Dalam perkaranya, politikus PDIP itu diduga kuat telah dijanjikan fee dari pemilik PT Cahaya Sakti Argo (CSA) Chandry Suanda alias Afung. Fee tersebut diperuntukan untuk mengurus proses izin impor bawang putih. Adapun fee yang dijanjikan yakni sekitar Rp1.700 hingga Rp1.800 dari setiap kilogram bawang putih yang diimpor.
KPK menduga, uang tersebut diberikan agar proses perizinan impor bawang putih tahun 2019 sebanyak 20.000 ton dapat terealisasi. Untuk mengurus kuota tersebut, muncul angka sebesar Rp3,6 miliar.
Namun, Afung tidak dapat membayar nilai kesepakatan tersebut secara tunai lantaran beberapa perusahaan yang ingin membeli kuota impornya belum memberikan uang. Lantas, Afung meminjam uang Zulfikar.
Kemudian, Zulfikar meminjamkan uang kepada Afung dengan syarat terdapat bunga pinjaman yang dibayar jika impor terealisasi dengan nilai sebesar Rp100 juta per bulan. Tak hanya itu, Zulfikar juga mendapat jatah dari setiap kilogram bawang putih yakni sebesar Rp50.

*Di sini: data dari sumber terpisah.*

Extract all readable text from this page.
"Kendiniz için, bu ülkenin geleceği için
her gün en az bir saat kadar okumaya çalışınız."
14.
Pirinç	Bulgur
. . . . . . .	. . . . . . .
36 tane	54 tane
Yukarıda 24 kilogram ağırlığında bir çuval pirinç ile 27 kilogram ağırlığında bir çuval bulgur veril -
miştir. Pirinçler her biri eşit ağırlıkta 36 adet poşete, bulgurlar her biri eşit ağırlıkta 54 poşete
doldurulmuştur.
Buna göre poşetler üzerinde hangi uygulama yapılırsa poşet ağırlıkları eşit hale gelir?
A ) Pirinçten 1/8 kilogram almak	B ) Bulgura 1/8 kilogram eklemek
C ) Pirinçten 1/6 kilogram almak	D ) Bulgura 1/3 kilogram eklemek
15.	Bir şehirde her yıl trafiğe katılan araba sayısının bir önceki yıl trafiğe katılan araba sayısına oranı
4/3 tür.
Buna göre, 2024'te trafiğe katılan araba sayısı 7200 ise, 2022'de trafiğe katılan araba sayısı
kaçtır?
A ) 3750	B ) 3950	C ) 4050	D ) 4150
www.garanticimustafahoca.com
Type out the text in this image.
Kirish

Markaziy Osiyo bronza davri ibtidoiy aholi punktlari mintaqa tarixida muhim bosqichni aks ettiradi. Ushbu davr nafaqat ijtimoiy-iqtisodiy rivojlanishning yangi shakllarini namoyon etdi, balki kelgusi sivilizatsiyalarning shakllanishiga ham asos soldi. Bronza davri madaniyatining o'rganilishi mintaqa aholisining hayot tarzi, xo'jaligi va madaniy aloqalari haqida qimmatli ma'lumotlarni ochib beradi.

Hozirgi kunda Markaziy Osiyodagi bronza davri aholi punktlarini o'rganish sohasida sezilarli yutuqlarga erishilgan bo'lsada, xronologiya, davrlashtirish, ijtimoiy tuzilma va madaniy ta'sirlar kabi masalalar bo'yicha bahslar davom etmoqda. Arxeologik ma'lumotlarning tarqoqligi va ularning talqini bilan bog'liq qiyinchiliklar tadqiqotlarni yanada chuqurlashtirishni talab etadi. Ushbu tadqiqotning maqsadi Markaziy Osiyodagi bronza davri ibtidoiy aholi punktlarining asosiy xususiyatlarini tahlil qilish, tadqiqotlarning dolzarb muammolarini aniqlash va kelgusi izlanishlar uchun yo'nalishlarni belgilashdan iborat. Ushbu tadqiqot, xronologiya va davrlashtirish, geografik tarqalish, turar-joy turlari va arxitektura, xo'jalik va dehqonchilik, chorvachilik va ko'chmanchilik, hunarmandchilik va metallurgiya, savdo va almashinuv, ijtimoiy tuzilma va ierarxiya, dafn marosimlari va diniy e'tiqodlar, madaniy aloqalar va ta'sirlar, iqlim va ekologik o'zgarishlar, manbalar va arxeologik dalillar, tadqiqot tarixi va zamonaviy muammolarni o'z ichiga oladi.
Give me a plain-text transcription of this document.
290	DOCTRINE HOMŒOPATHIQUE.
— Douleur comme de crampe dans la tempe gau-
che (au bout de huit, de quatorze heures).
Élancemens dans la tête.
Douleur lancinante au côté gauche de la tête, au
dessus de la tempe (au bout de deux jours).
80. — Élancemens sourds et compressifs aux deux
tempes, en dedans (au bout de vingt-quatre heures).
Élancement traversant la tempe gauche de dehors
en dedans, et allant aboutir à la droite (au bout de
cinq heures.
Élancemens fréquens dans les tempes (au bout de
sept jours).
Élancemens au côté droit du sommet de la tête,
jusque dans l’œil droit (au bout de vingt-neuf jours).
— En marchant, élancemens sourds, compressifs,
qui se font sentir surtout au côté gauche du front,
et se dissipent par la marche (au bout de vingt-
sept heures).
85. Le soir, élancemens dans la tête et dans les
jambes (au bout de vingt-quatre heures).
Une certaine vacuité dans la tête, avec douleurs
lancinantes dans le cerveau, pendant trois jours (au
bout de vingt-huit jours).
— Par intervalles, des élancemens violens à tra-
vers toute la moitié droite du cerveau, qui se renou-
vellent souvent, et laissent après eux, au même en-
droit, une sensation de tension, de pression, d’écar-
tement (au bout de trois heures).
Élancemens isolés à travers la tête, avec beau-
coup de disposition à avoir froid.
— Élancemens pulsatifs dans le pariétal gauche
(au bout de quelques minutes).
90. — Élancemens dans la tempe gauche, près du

Zulfikar pun merealisasikan pinjaman tersebut dengan nilai sebesar Rp2,1 miliar. Uang itu dikirimkan ke rekening Doddy. Kemudian, Doddy mengirimkan uang sebesar Rp2 miliar ke rekening money changer milik I Nyoman.
KP menduga, uang itu digunakan untuk mengurus Surat Persetujuan Izin (SPI) di Kementrian Perdagangan. Setidaknya, uang untuk mengurus izin tersebut sebesar Rp2 miliar. Disisinyalir uang itu digunakan untuk mengunci kuota impor yang diurus atau istilah lainnya lock kuota. Sementara, sisanya sebesar Rp100 juta akan digunakan Doddy untuk mengurus administrasi perizinan.
Atas perbuatannya, I Nyoman disangkakan melanggar Pasal 12 huruf a atau Pasal 12 huruf b atau Pasal 11 Undang-Undang Nomor 31 Tahun 1999 tentang Pemberantasan Tindak Pidana Korupsi sebagaimana telah diubah dengan Undang-Undang Nomor 20 Tahun 2001 juncto Pasal 55 ayat (1) ke-1 KUHP.